Shiitake mushroom dermatitis is an intensely pruritic dermatitis characterized by disseminated 1mm erythematous micropapules seen in a linear grouped arrangement secondary to Koebnerization due to patient scratching. It is caused by the ingestion of shiitake mushrooms
Lentinan is an inflammatory polysaccharide found in shiitake mushrooms that is broken down by heat. When thoroughly cooked, lentinan is inactivated. However, consuming raw or undercooked mushrooms, containing the still-active lentinan, activates a cutaneous inflammatory response.
The characteristic linear rash develops within two days of exposure, and the diagnosis is often clinical, based on history and examination findings.

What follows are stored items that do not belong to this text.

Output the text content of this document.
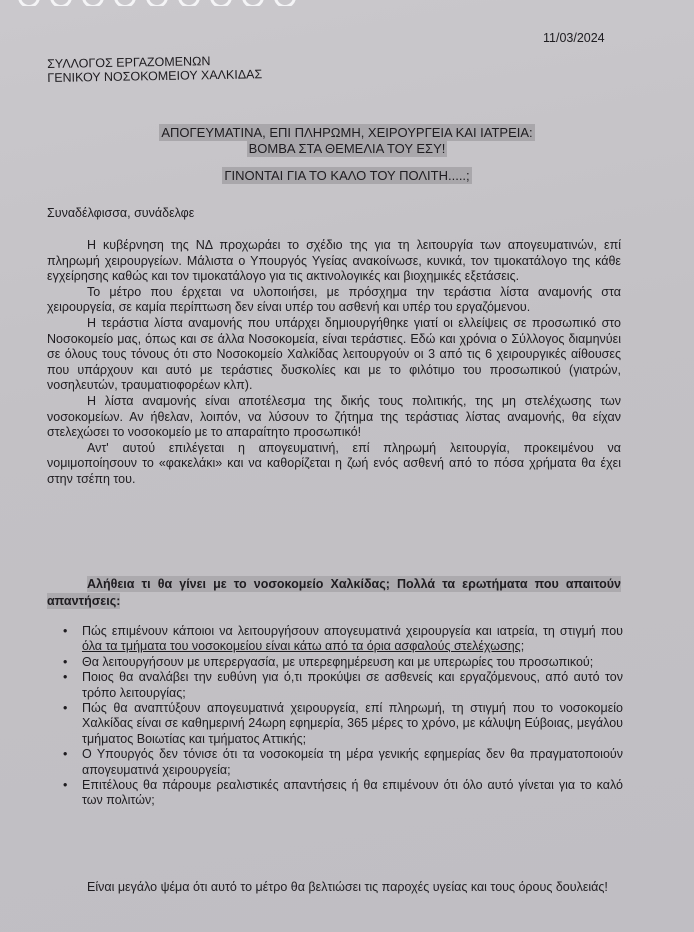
11/03/2024
ΣΥΛΛΟΓΟΣ ΕΡΓΑΖΟΜΕΝΩΝ
ΓΕΝΙΚΟΥ ΝΟΣΟΚΟΜΕΙΟΥ ΧΑΛΚΙΔΑΣ
ΑΠΟΓΕΥΜΑΤΙΝΑ, ΕΠΙ ΠΛΗΡΩΜΗ, ΧΕΙΡΟΥΡΓΕΙΑ ΚΑΙ ΙΑΤΡΕΙΑ:
ΒΟΜΒΑ ΣΤΑ ΘΕΜΕΛΙΑ ΤΟΥ ΕΣΥ!
ΓΙΝΟΝΤΑΙ ΓΙΑ ΤΟ ΚΑΛΟ ΤΟΥ ΠΟΛΙΤΗ.....;
Συναδέλφισσα, συνάδελφε

Η κυβέρνηση της ΝΔ προχωράει το σχέδιο της για τη λειτουργία των απογευματινών, επί πληρωμή χειρουργείων. Μάλιστα ο Υπουργός Υγείας ανακοίνωσε, κυνικά, τον τιμοκατάλογο της κάθε εγχείρησης καθώς και τον τιμοκατάλογο για τις ακτινολογικές και βιοχημικές εξετάσεις.

Το μέτρο που έρχεται να υλοποιήσει, με πρόσχημα την τεράστια λίστα αναμονής στα χειρουργεία, σε καμία περίπτωση δεν είναι υπέρ του ασθενή και υπέρ του εργαζόμενου.

Η τεράστια λίστα αναμονής που υπάρχει δημιουργήθηκε γιατί οι ελλείψεις σε προσωπικό στο Νοσοκομείο μας, όπως και σε άλλα Νοσοκομεία, είναι τεράστιες. Εδώ και χρόνια ο Σύλλογος διαμηνύει σε όλους τους τόνους ότι στο Νοσοκομείο Χαλκίδας λειτουργούν οι 3 από τις 6 χειρουργικές αίθουσες που υπάρχουν και αυτό με τεράστιες δυσκολίες και με το φιλότιμο του προσωπικού (γιατρών, νοσηλευτών, τραυματιοφορέων κλπ).

Η λίστα αναμονής είναι αποτέλεσμα της δικής τους πολιτικής, της μη στελέχωσης των νοσοκομείων. Αν ήθελαν, λοιπόν, να λύσουν το ζήτημα της τεράστιας λίστας αναμονής, θα είχαν στελεχώσει το νοσοκομείο με το απαραίτητο προσωπικό!

Αντ' αυτού επιλέγεται η απογευματινή, επί πληρωμή λειτουργία, προκειμένου να νομιμοποίησουν το «φακελάκι» και να καθορίζεται η ζωή ενός ασθενή από το πόσα χρήματα θα έχει στην τσέπη του.

Αλήθεια τι θα γίνει με το νοσοκομείο Χαλκίδας; Πολλά τα ερωτήματα που απαιτούν απαντήσεις:
• Πώς επιμένουν κάποιοι να λειτουργήσουν απογευματινά χειρουργεία και ιατρεία, τη στιγμή που όλα τα τμήματα του νοσοκομείου είναι κάτω από τα όρια ασφαλούς στελέχωσης;
• Θα λειτουργήσουν με υπερεργασία, με υπερεφημέρευση και με υπερωρίες του προσωπικού;
• Ποιος θα αναλάβει την ευθύνη για ό,τι προκύψει σε ασθενείς και εργαζόμενους, από αυτό τον τρόπο λειτουργίας;
• Πώς θα αναπτύξουν απογευματινά χειρουργεία, επί πληρωμή, τη στιγμή που το νοσοκομείο Χαλκίδας είναι σε καθημερινή 24ωρη εφημερία, 365 μέρες το χρόνο, με κάλυψη Εύβοιας, μεγάλου τμήματος Βοιωτίας και τμήματος Αττικής;
• Ο Υπουργός δεν τόνισε ότι τα νοσοκομεία τη μέρα γενικής εφημερίας δεν θα πραγματοποιούν απογευματινά χειρουργεία;
• Επιτέλους θα πάρουμε ρεαλιστικές απαντήσεις ή θα επιμένουν ότι όλο αυτό γίνεται για το καλό των πολιτών;

Είναι μεγάλο ψέμα ότι αυτό το μέτρο θα βελτιώσει τις παροχές υγείας και τους όρους δουλειάς!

The condition is self-limiting, typically resolving within three weeks, though can recur with repeat exposure. Management is supportive, and treatment with oral corticosteroids is unnecessary.
There have been case reports of shiitake dermatitis presenting with linear collections of vesicles in a dermatomal distribution. Hence, the differential diagnosis includes an atypical presentation of herpes zoster, allergic dermatitis, Bleomycin ingestion or drug eruption. The presence of fever, lymphadenopathy, or edema should raise suspicion of another diagnosis, including Drug Reaction with Eosinophilia and Systemic Symptoms (DRESS).